Genç kız için işe gitmek daha mantıklıydı. Evde, akşama kadar oturup, tüm gün üstüne hücum eden uğursuzlukları düşünürse kafayı yiyeceğini biliyordu. Salih'e anlatmayı çok istiyordu ama birine bu kadar güvenmişken, onu bırakmasından deli gibi korkuyordu. Salih onun için bir liman olmuştu ve Sare oraya sadece sığınmıştı. Limanın, onu açık denizlere göndermesinden korkuyordu. Ne ara bu kadar yakın olmuştu ona. Ne ara bu kadar işlemişti Salih onun savunmasız yüreğine.
Evin yeniden aydınlanmasıyla, gözlerini kırpıştırdı ilk önce. Ve hemen uzaklaştı Salih'ten. Sanki o çok korktuğu karanlık, biraz önce duygularını saklıyordu. Utanarak baktı Salih'e.
"Gözlerin kötü görünüyor. " diyen genç adam gülümsedi kıza.
"Ağladığım zaman çok çirkin oluyorum dimi?"
"Bence de. Sen hiç ağlamamalısın. Bak elektrikler geldi ve şu an güvende hissediyor musun kendini?"
"Sanırım..."
"O zaman söz ver bana. Ne olursa olsun o gözlerden yaş düşmeyecek." Genç kız sadece gülümsemekle yetindi bu sözlere. Bunun için söz veremezdi ki, onu dinlemeyen gözyaşlarının adına...
Sessiz kalarak, Salih'in onu odasına kadar götürmesini izledi. Kapının önüne geldiklerinde Salih, tam karşısında kalan odayı gösterdi genç kıza.
"Orası benim odam. Birşey olursa, korkarsan eğer hiç çekinme. Saat kaç olursa olsun, uyandırabilirsin beni." dedikten sonra Sare'nin yüzüne düşen bir tutam saçı, kulaklarının arkasına koyarak alnından öptü. Adamın dudaklarının sıcaklığı tüm vücuduna yayılan genç kız, kızarmış yanaklarıyla odasına girip hemen kapıyı kapatarak kilitledi.

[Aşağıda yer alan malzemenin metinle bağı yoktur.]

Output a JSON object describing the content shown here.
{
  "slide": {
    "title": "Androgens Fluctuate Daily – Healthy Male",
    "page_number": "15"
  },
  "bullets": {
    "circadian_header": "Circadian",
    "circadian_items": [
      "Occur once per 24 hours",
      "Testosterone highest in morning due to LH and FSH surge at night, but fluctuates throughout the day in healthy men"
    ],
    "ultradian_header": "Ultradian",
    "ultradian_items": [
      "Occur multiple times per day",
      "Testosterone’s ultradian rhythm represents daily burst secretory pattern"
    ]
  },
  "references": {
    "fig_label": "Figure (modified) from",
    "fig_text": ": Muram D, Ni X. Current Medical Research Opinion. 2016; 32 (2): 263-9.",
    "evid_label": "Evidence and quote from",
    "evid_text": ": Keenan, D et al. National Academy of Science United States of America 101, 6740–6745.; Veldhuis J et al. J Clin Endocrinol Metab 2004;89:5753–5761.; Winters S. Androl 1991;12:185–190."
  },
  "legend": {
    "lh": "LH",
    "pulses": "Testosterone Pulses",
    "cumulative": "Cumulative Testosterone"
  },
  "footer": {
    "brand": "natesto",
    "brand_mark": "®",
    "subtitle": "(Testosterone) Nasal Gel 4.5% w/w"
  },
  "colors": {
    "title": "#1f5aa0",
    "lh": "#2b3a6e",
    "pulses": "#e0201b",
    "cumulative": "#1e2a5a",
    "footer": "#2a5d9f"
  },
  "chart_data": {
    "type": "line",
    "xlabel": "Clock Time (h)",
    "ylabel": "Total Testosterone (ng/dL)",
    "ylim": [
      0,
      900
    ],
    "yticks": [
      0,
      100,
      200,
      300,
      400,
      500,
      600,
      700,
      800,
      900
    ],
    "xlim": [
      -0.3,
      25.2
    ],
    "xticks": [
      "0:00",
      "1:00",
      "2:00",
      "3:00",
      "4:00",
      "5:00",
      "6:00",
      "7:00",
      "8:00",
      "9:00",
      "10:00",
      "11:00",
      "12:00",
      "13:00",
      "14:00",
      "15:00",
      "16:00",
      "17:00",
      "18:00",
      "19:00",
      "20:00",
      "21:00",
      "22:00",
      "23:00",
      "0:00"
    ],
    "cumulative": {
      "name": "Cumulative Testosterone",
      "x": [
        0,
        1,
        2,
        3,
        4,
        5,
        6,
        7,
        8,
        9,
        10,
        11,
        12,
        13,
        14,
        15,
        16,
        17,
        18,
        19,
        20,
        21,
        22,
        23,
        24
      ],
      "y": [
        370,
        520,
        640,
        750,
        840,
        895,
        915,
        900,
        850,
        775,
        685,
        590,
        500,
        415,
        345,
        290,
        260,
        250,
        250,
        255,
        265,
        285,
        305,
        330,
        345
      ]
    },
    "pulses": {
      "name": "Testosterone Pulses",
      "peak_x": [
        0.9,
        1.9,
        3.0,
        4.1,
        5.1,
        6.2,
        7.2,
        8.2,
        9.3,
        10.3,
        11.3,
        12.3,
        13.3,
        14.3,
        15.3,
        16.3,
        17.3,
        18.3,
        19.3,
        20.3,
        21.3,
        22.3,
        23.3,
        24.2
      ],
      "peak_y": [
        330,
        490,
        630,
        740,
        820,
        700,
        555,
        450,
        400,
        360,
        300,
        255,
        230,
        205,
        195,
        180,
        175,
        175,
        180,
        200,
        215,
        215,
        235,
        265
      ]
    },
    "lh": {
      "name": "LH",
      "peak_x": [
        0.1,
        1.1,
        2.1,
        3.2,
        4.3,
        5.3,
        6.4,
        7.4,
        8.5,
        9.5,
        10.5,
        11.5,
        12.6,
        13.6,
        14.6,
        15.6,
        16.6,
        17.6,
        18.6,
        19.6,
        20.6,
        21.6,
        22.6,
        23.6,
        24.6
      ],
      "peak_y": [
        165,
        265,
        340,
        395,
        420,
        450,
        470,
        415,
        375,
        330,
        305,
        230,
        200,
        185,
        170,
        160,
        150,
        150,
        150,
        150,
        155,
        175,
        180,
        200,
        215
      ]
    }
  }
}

Fazlasıyla yorgun bir gün geçirmişti. Masal gibi başlayan günün ardından, kabuslar hücum etmişti üzerine. Kalacağı oda gayet rahat ve geniş bir odaydı. Kendi salonundan bile büyüktü. Misafirlere ait banyonun, odanın içinde olması ise Sare için büyük şanstı. Hemen eşofman takımının üst polarını çıkararak mavi tişörtü ile kaldı. Banyoya giderek elini yüzünü yıkadı ve çantasından çıkardığı diş fırçası ile dişlerini fırçaladı. Aynadaki aksine baktığında şiş gözkapaklarıyla, kızarmış burnuyla ona bakan kendi yansımasını gördü. Biraz daha güçlü olması gerekiyordu. O her zaman güçlü olmak zorunda bırakılmıştı.

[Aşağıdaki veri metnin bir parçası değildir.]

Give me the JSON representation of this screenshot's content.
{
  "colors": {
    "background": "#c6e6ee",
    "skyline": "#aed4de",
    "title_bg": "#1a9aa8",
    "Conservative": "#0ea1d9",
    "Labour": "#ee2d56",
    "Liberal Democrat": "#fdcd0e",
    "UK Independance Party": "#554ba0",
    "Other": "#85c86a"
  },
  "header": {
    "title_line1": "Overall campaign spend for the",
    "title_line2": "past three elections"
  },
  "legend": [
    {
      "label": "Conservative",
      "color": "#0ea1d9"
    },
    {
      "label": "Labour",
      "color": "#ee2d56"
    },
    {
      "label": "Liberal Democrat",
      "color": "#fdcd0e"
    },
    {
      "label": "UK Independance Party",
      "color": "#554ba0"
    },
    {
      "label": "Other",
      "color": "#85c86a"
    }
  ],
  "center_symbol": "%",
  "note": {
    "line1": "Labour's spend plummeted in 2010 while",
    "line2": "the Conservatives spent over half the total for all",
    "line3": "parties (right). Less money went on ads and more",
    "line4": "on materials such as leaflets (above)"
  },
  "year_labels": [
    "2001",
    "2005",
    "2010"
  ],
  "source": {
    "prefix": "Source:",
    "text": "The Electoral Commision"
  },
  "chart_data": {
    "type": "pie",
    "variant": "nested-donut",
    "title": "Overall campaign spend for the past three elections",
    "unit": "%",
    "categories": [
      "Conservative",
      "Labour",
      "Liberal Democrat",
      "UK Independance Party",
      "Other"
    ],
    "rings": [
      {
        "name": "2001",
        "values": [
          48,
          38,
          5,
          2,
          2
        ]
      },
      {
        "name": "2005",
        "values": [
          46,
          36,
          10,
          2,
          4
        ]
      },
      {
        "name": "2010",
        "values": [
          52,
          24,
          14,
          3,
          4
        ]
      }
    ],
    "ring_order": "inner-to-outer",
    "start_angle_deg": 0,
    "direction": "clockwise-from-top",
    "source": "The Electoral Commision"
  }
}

Şimdi üç hafta öncesine kadar tanımadığı bu adamın odasında, kendisini hiç olmadığı kadar güvende hissetmişti. Alnından öptüğünde korkup kaçmamış, sadece utandığı için gelmişti odaya. Salih 'in yanında bütün tabuları bir bir yıkılıyordu. Bu düşüncelerle yatağına uzandı ve uykusunun kabussuz geçmesi için dua ederek gözlerini kapattı.
Sabah uyandığında, hiç kabus görmemenin etkisiyle ve uzun zamandır bu kadar güvenle uyumanın huzuruna varmadığı için gülümseyerek araladı gözlerini. Yanıbaşından telefonunu alarak saate baktı. 8 buçuk...

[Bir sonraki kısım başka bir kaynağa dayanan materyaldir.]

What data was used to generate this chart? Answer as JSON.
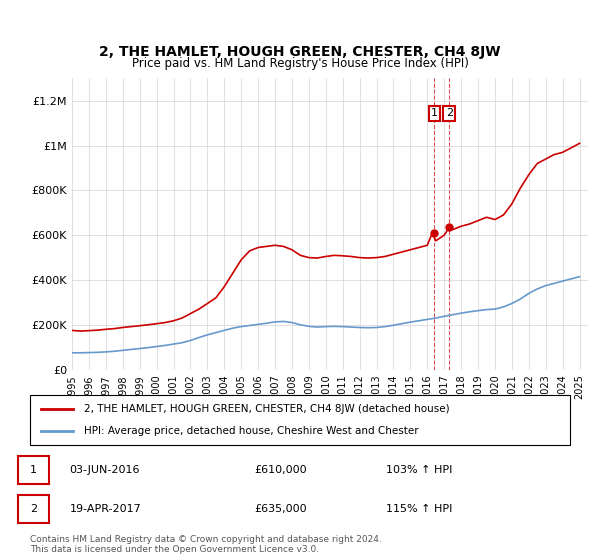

"Geç kaldım. Off yaa." diye oflayarak fırladı yataktan. Salih'in henüz gitmemiş olmasını ümit ediyordu. Üzerini değiştirmeden hızlı adımlarla gidip kapısını açtığı sırada bir adım atmasıyla Salih'in geniş vücuduna çarptı gövdesi.
"Günaydın. Ben de seni uyandırmak için geldim. Hadi hazırlan." dedi genç adam.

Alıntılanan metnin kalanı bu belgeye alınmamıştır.